The work on assessing scholarly needs began during the DHKO conference in Hamar on October 15-16, 2025. Here, we gathered 15 researchers from the digital humanities for a workshop, mapping and discussing their needs for access, interfaces, data, and metadata.
The Workshop
The workshop confirmed some of what we already know from many in the research community: there is significant interest for access to data from the National Library’s web archive.
The participants came from seven different universities and colleges, and work within a range of disciplines: media studies, computer science, library studies, linguistics, interaction design, history, human-computer interaction, cultural studies, and musicology.
In the first session, participants were asked to respond individually to questions about what they wanted from the research infrastructure within four different themes:
- Access
- Interfaces and basic functionality
- Data and metadata
- Tools and methods
In the second session, we went through the responses in plenary and discussed their responses in plenary. It was a good and constructive conversation, with many valuable inputs on functionality and desires for enriched metadata. In addition, some viewpoints were nuanced and elaborated, which are not always easy to interpret from survey responses alone. Thus, the workshop added value in regards to assessing the quality of the survey questions and how responses can be interpreted.

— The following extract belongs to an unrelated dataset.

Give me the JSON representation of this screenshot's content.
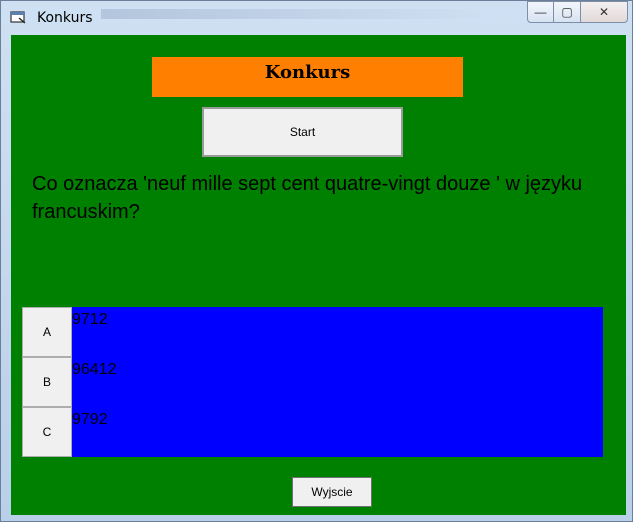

Next Steps for the Needs Assessment
The workshop at DHKO was an important first step in assessing scholarly needs in the WebData project. A new workshop will be held during Digital Scholarship Days 2026 at the University of Oslo. In addition to these workshops, we will conduct in-depth interviews with researchers and collect responses to a survey that will be launched in November. This will give us an even better understanding of the needs and desires that exist.
The results from the needs assessment will lead to recommendations for the further development of the research infrastructure.
About the WebData Project
The WebData project is led by the National Library of Norway (NB), with the Norwegian Computing Center (NR), the University of Oslo (UiO), and the Arctic University of Norway (UiT) as partners. The Research Council of Norway (NFR) supports the project with funding.